The Secret Numbers Behind West Bengal's Electorate: Why 2021 No Longer Counts
Imagine a scenario where nearly 9 million voters - that's more people than the entire population of Switzerland - suddenly disappear from the electoral map. This is what's happened in West Bengal, where a pre-election revision has removed 9,102,577 voters from the rolls.
This massive revision, known as the Special Intensive Revision (SIR), has drastically changed the electoral landscape in West Bengal. The number of eligible voters has dropped by 11.88%, from 76,637,529 to 67,534,952. But what does this mean for the election outcome?

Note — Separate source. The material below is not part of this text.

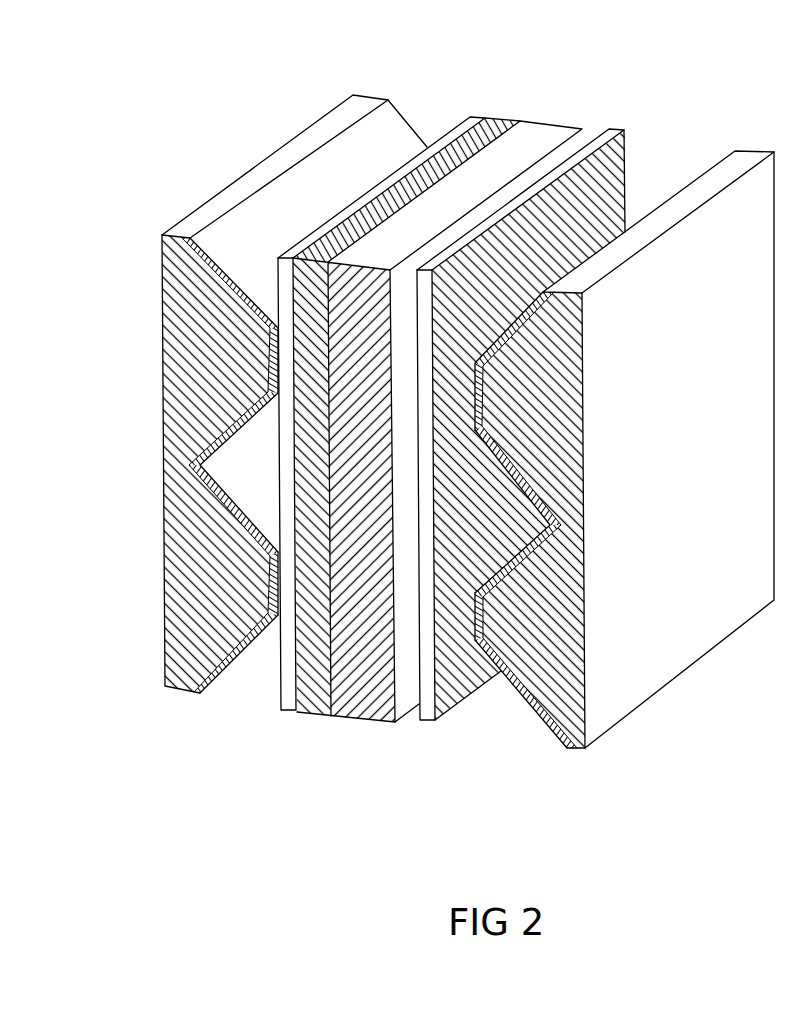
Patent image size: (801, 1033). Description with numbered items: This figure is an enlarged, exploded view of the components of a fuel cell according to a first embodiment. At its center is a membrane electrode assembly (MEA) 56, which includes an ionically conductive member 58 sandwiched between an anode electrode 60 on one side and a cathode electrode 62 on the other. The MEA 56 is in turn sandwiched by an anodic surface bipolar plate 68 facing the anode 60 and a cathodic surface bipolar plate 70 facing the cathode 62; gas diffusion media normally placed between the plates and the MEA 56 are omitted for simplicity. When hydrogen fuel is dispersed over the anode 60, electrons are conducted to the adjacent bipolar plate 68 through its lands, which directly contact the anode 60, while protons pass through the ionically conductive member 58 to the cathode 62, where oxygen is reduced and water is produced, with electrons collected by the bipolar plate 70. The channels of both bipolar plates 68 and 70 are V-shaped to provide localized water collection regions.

The SIR revision has been a contentious issue, with protests erupting across the state. The revision process began in December 2025, initially leaving out 58 lakh names. Then, another level of scrutiny led to further deletions, and 27 lakh names were removed in early April 2026. West Bengal's total electorate dropped around 12% - from 7.6 crore in 2024 to 6.7 crore.
The question on everyone's mind is: what does this mean for the swing seats? In constituencies like Bongaon South and Kalyani, where the BJP won by a narrow margin in 2021, nearly 7,000 and 9,000 names were deleted respectively. In Kolkata's 16 seats, deleted names exceed the winning margin in 14 of them.
So, what does this mean for the election outcome? When the number of deleted voters exceeds the margin by which a seat was won or lost, the seat's 2021 result is no longer a reliable predictor of 2026. This applies across dozens of constituencies, making the swing seat map this year larger and more unpredictable than any previous Bengal election.
To understand the current map, let's take a step back and look at the three elections that built it. In 2011, Mamata Banerjee's Trinamool ended 34 years of the Left Front rule, winning 184 seats. In 2016, TMC returned with 211 seats, its highest ever. By 2021, after the BJP's aggressive CAA-NRC campaign and rapid booth-level expansion, it surged to 77 seats. TMC won 213.
The BJP's CAA-NRC pitch promised citizenship to Hindu refugees from Bangladesh under the Citizenship Amendment Act, while the proposed National Register of Citizens triggered fears among Muslims and migrants of being declared illegal. This move had a significant impact on the electoral map, with the BJP surging to 77 seats in 2021.
The seats that swung between the Left and TMC in 2011 are often the same seats that swung between TMC and BJP in 2019-2021. Understanding which belt those seats sit in is the only way to read the 2026 map.